Oct
5
Secret Single Behavior

Do you recall the Sex and The City episode that revealed Secret Single Behavior? You know, Carrie stacked saltines and stood in the kitchen eating them while Charlotte enjoyed peering into her magnifying mirror and examining every single pore. I can’t remember Miranda’s, and — of course — Samantha had nothing she wouldn’t do in front of a member of the opposite sex.

Well, it’s always a mini-bummer when you wake up and all you have next to you is a dog with a full bladder. You wish the boyfriend didn’t really have to go home. You wish that every morning was a cuddle morning. Yet, secretly, it’s awesome to just be by yourself.

Being by myself is something I’ve never done, actually. Obviously, I’ve lived with my parents from birth through high school. I had two roommates in college. I moved back home and basically immediately in with a guy for two and a half years. I was definitely lacking independence and solitariness.
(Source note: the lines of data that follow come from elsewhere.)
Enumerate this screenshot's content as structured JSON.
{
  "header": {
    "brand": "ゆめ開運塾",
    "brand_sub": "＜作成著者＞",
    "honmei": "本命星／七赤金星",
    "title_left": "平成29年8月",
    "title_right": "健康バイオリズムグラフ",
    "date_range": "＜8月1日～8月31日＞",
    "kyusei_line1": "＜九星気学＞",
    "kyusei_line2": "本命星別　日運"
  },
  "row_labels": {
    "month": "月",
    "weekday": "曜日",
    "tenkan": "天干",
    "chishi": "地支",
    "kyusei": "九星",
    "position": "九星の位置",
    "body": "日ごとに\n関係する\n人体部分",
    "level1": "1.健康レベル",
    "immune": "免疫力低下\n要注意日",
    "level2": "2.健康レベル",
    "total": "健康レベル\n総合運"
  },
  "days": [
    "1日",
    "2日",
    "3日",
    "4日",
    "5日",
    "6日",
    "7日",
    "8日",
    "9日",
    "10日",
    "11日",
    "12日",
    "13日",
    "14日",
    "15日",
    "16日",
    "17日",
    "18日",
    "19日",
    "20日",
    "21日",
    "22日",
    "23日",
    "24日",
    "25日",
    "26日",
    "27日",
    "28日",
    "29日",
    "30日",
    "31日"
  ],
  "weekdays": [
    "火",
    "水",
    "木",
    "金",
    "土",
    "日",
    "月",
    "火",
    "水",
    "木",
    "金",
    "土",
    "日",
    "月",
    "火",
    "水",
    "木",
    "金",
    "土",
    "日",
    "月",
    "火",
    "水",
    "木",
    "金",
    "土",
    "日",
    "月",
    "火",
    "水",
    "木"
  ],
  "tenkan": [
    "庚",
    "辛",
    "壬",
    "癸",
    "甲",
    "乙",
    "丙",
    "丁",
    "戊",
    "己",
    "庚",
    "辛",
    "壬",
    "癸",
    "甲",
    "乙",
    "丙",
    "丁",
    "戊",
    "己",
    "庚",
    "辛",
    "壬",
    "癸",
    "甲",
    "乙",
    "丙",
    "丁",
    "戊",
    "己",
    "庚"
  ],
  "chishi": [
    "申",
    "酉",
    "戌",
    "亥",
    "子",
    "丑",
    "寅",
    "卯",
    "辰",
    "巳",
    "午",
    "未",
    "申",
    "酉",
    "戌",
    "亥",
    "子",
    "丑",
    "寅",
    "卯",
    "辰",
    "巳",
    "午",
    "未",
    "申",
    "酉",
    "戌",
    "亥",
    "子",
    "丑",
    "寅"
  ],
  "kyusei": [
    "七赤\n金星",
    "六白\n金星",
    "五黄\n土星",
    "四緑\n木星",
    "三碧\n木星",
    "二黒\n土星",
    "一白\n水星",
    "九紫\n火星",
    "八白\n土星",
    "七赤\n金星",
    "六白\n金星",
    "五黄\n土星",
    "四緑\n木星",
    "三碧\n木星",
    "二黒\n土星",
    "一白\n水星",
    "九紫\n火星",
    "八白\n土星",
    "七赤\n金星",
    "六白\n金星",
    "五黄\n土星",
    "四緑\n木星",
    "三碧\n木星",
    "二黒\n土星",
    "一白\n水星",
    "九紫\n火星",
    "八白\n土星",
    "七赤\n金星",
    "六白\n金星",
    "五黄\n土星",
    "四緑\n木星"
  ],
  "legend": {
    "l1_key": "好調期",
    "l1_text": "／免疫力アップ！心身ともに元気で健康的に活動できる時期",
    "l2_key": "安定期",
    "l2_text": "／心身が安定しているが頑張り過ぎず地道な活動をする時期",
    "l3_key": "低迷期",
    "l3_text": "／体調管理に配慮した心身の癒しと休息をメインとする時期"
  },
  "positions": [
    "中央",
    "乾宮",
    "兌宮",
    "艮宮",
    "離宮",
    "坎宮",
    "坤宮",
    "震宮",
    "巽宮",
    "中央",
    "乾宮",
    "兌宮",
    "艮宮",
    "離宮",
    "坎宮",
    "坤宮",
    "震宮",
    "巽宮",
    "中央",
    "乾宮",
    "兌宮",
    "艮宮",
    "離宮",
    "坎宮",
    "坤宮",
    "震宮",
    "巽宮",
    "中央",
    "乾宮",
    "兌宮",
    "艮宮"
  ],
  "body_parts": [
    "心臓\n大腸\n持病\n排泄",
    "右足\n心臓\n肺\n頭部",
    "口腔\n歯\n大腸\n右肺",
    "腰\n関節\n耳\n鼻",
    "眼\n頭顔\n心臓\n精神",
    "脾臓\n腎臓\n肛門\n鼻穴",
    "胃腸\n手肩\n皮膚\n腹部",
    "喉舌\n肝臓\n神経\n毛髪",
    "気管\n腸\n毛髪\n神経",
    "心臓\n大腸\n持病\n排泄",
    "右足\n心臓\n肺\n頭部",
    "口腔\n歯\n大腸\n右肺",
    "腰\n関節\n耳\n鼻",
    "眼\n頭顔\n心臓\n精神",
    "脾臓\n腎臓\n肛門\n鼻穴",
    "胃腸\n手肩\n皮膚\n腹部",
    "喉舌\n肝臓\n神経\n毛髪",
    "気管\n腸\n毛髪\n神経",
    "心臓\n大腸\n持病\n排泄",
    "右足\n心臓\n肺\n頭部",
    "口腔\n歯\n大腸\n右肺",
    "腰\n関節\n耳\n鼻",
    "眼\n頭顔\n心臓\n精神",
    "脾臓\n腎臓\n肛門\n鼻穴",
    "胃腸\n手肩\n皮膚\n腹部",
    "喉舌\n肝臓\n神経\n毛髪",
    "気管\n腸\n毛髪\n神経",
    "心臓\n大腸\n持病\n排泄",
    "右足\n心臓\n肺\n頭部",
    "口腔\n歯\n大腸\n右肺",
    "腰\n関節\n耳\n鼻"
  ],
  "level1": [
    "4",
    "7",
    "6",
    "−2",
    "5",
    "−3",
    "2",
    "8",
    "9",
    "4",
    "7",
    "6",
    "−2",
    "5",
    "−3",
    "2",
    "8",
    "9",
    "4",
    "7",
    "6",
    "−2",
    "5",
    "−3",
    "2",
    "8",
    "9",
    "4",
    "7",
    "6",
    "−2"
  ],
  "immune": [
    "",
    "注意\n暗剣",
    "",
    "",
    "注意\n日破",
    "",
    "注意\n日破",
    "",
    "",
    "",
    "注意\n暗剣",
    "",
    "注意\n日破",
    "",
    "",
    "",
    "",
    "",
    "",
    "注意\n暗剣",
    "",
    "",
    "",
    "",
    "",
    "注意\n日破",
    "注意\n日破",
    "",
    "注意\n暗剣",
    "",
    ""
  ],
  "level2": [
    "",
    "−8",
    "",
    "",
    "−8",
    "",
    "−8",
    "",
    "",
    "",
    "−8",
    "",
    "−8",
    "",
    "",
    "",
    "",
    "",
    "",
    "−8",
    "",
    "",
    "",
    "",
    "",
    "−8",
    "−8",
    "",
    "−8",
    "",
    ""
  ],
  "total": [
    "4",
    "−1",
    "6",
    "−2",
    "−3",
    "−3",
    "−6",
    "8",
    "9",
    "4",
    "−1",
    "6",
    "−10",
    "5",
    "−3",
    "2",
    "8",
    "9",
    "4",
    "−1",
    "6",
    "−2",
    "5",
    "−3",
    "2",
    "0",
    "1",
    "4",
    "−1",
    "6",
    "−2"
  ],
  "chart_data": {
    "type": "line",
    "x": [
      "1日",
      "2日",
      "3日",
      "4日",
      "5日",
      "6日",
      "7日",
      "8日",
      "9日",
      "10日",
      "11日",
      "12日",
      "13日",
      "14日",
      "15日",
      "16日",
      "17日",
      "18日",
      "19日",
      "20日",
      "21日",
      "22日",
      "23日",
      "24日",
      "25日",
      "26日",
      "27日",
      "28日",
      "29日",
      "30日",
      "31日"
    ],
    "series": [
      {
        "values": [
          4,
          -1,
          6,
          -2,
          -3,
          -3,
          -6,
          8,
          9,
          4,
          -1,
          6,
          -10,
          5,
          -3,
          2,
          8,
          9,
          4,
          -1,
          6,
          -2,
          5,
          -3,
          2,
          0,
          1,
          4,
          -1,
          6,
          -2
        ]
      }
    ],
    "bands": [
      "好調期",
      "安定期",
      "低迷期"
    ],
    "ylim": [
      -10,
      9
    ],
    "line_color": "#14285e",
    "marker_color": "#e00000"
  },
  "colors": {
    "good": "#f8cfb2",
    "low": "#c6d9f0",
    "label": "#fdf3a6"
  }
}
So, here I am, living all alone for the very first time in my life. Baseball bat stationed next to the bed. Loud dog at my feet. Two deadbolts on the door. I thought I would be terrified or, at the very least, lonely. I had to remind myself of the list I read somewhere…the one about However Many Things To Do Before You Get Married. Something to that effect. Well, live alone for a year was on that list, so I figured it would be a good idea to try it out.

So, here we come to the Secret Single Behavior. I have several, and they’re really fun.

The other day, I washed my hair and then proceeded to make it a goal to dry it only by dancing. iTunes shuffled, my abs ached, my legs were sore, I was breathing heavily…but my hair was dry.

I like to swear loudly while playing Mario Kart and Sonic the Hedgehog on the Wii.

I like to put on various facial masks and watch Buffy The Vampire Slayer. Yes, I own all seven seasons on DVD, and I’m proud.

I like to make lip dub music videos then either delete them or hide them in a secret file on my computer. I’m really, really good at it, by the way.

I like to dip every stocked grocery into sour cream and eat it.

Hopefully, one day, I will venture to do these things with a boy who will award me Cute Points for this madness. One day, my kids will be bebopping to Madonna and Beyoncè with mud masks while eating artichoke hearts topped with sour cream…and yeah, we’ll be recording it for our lip dub. 

Do you have an SSB?

  1. molokovellocet answered: sitting naked with my dog bawling my eyes out at fried green tomatoes.
  2. kristenes answered: miranda watched infomercials while moisturizing her hands in gloves. my ssb is pretty much anything i can do while wearing only my undies.
  3. ericashea answered: Before H&B my SSB went from singing Grease in my panties and bra to bowls of Trix cereal vanilla ice cream while bawling to Bambie.
  4. hipincognito answered: I marathon old TV shows and yell at the characters for being so stupid. It’s the only time I ever cuss (in real life and online). It’s fun.